To ensure test security and fairness, alternative forms of the same test are administered in practice. However, alternative forms of the same test generally do not have the same test difficulty level, even though alternative test forms are designed to be as parallel as possible. Equating adjusts for differences in difficulties among forms of the test.
Six traditional equating methods are considered in this study: equipercentile equating without smoothing, equipercentile equating with pre-smoothing and post-smoothing, IRT true-score and observed-score equatings, and kernel equating. A common feature of all of the traditional procedures is that the end result of equating is a single transformation (or conversion table) that is used for all examinees who take the same test.
Van der Linden has proposed conditional equipercentile (or local) equating (CEE) to reduce the error of equating contained in the traditional equating procedures by introducing individual level equating. Van der Linden's CEE is conceptually closest to IRT-T in that CEE is with respect to a type of true score (&thetas;, or proficiency), but it shares similarities with to IRT-O in that CEE uses an estimated observed score distribution for each individual &thetas; to equate scores using equipercentile equating.

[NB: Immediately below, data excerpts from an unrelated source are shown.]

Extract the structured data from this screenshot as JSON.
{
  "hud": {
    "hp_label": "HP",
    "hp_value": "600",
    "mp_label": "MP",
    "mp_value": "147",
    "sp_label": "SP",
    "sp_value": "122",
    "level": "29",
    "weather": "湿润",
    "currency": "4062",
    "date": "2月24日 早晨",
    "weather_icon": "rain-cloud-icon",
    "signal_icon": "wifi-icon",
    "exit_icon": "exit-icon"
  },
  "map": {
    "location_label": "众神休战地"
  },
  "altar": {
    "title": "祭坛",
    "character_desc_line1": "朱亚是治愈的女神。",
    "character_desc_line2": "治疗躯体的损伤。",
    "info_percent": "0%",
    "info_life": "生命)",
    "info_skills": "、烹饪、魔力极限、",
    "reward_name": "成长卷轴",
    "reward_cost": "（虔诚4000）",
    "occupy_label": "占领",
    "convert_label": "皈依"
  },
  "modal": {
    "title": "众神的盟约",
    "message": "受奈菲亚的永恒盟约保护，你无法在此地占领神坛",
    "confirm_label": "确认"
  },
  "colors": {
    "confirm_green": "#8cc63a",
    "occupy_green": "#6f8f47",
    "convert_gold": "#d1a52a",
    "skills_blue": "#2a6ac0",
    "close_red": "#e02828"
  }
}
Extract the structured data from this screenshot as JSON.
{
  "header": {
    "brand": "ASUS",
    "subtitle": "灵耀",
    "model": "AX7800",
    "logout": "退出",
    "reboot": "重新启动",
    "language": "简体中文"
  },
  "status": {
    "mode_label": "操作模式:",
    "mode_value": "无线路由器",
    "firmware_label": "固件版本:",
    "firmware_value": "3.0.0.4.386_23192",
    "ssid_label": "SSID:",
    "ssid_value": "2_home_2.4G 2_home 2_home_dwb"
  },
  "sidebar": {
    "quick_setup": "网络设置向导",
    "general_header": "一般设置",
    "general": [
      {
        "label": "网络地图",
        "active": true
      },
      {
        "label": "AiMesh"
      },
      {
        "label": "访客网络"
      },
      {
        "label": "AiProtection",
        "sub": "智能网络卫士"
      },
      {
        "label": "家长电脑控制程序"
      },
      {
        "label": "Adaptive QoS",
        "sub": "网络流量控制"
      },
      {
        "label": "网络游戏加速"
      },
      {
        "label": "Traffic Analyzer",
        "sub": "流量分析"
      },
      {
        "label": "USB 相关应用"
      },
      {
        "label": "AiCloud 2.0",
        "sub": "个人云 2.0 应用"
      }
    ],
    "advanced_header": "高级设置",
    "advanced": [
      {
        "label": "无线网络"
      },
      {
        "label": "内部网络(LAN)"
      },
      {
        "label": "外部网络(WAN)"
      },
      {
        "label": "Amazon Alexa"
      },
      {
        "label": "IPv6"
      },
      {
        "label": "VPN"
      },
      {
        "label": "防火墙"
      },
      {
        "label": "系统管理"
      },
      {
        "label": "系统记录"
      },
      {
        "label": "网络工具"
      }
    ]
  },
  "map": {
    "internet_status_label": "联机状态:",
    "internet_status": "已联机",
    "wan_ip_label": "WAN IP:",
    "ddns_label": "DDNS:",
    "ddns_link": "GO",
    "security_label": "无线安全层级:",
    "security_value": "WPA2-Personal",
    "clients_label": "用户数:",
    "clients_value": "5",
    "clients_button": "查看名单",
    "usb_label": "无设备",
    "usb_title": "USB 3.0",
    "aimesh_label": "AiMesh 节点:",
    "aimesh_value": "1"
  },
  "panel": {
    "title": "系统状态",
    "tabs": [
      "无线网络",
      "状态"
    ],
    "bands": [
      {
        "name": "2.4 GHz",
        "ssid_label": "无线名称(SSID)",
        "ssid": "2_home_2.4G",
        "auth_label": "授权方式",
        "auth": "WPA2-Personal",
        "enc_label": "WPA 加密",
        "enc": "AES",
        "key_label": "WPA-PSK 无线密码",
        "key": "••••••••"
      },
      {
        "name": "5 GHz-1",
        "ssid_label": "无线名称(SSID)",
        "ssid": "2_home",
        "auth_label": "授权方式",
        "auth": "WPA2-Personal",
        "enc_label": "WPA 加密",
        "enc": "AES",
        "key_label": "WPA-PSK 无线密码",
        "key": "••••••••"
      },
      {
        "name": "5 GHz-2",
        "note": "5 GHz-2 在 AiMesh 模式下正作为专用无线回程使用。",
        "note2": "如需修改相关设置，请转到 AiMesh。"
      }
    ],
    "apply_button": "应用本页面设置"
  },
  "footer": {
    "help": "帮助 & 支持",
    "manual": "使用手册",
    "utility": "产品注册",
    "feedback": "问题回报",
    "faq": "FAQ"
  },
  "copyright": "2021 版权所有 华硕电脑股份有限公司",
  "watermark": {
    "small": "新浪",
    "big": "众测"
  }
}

No real-data study has yet compared van der Linden’s CEE with each of the traditional equating procedures. Indeed, even for the traditional procedures, no study has compared all six of them simultaneously. In addition to van der Linden's CEE, two additional variations of CEE are considered: CEE using maximum likelihood (CEE-MLE) and CEE using the true characteristic curve (CEE-TCC). The focus of this study is on comparing results from CEE vis-à-vis the traditional procedures, as opposed to answering a “best-procedure” question, which would require a common conception of “true” equating.
Although the results of the traditional equating methods are quite similar, the kernel equating method and equipercentile equating with log-linear presmoothing generally show better fit to the respective original form statistical moments under various data conditions. Although IRT-T and IRT-O usually are found to be least favorable under all circumstance in terms of statistical moments, the equated raw score difference distribution illustrates more stable performance than traditional equating methods.
It was found here that the number of examinees having a particular score point does not influence results for CEE as much as it does for traditional equatings. CEE-EAP and CEE-MLE are very similar to one another and the equated score difference distributions are similar to those of IRT-O. CEE-TCC involves a part of the IRT-T procedure. Hence, CEE-TCC behaves somewhat similar to IRT-T. Although CEE results are less desirable in terms of maintaining statistical moments, the equated score differences are more consistent and stable than for the traditional equating methods.